Friday, November 16, 2012

The age of alignment

It's a busy day here at the OBX Thinking World Headquarters so I'm reposting this from 2010. Seeing as most businesses are putting the finishing touches on their plans for next year now, I thought this might be appropriate. Enjoy.

Planning is a monumental waste of time.

Every year thousands of executives and managers spend millions of hours developing plans that are scuttled the minute a competitor offers a rebate, a new technology emerges, or the CEO reads a best-selling management book.

Rather than developing detailed plans, spend time defining your company's vision, mission, values, goals and objectives – those things aren't (or at least shouldn't be) subject to the vagaries of the daily business page – then communicate them with every member of your team to ensure they're in alignment.

If your team truly understands your mission, values and goals, they can act within their areas of expertise to do the right thing when new challenges and opportunities present themselves.

By not boxing people in with a list of tasks and timelines, while still holding them accountable specific measurable goals, you're allowing employees to initiate action and take a deeper level of ownership in their jobs and the company. You'll create more commitment, more satisfaction and a nimbler workplace that can rise to meet challenges in a moment's notice.

It all starts with knowing what you stand for. And making sure everyone else knows it, too.

Thursday, November 15, 2012

Innovation is risky enough

Here's a tip for food marketers and product developers.

If you have to issue the following statement when introducing a new product, you may want to rethink things.
We have carefully reviewed FDA requirements and believe our product is in compliance with current regulations for food ingredients.

With all the recent news surrounding high-caffeine energy drinks this may not be the best time for Frito-Lay to launch Cracker Jack'd, a line of "energy snacks" targeted at young adults.

Yes, the FDA may say they're safe. They may be exactly what consumer's are asking for. But if just one over-caffeinated kid collapses after eating a bag of Cocoa Java Power Bites, it could put the whole company in jeopardy.

Remember: just because you can, doesn't mean you should.

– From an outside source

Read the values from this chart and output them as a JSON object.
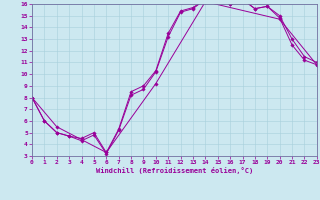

Wednesday, November 14, 2012

Guy's big branding lesson

Branding is about creating, managing and fulfilling (or hopefully exceeding) expectations through your product or service. You'd think a guy who travels the country sampling the best food at America's diners, drive-ins and dives would understand this.

Apparently not if the reviews in The New York Times, New York Post, and Serious Eats of Guy Fieri's new restaurant, Guy's American Kitchen & Bar, are to be believed.

Brands are fragile because they're built on nothing more than trust, and once that trust is broken, it's nearly impossible to repair the damage. In this age of 24/7/365 mass and peer to peer communication, the costs of not delivering are higher than ever before.

If you're a big famous brand that's introducing a new product to the world, you have to get it right, right out of the box or expect to be pilloried.

Great brands inspire both love and hate. Apple, BMW, Walmart, Google, are beloved brands by many and detested by others. Those who don't love your brand are just waiting for it to fail and let the world know when it does. Mr. Fieri just discovered this.

What it all boils down to is this: people love brands when they love the products. Stop delivering a great product and you'll see how quickly your brand equity disappears.

Tuesday, November 13, 2012

Delta screws "up"

Here's what Delta tells those they are trying to convince to fly with them.

A beautifully shot, wonderfully written message about how they're doing everything possible to earn your business.

And here's what they tell musicians who have to buy two seats for every flight.

Lynn Harrell is a concert cellist who has travelled the world for over 40 years plying his trade. In the last 45 days he's performed in Carmel, Singapore, Paris and Los Angeles. His traveling companion: a 1673 Stradivarius worth millions of dollars. Needless to say, he does not check it.

What he did do was get frequent flyer accounts for his instrument for every airline on which he flies to earn an occasional free ticket and help defray his expenses. Apparently Delta is one of the few airlines that does not allow you to accrue miles for seats purchased for musical instruments and has now kicked Mr. Harrell out of their program.

This is why I hate blanket policies.

They turn opportunities to help your best customers into PR disasters.

Here's a world-renowned musician who is willing to pay two times to ensure he and his irreplaceable instrument arrive safely so he can entertain classical music fans around the globe. Instead of encouraging this guy to choose another airline, Delta should sponsor him.

His audience, I imagine, is both wealthy and worldly. Just the kind of people you'd hope would fly Delta.

And now they've given them one more reason to look somewhere else.

Thanks to the tip from my friend, Drew for this image from one of Delta's other commercials showing a cellist with her instrument at the check-in counter. Nothing like a little irony to brighten one's afternoon.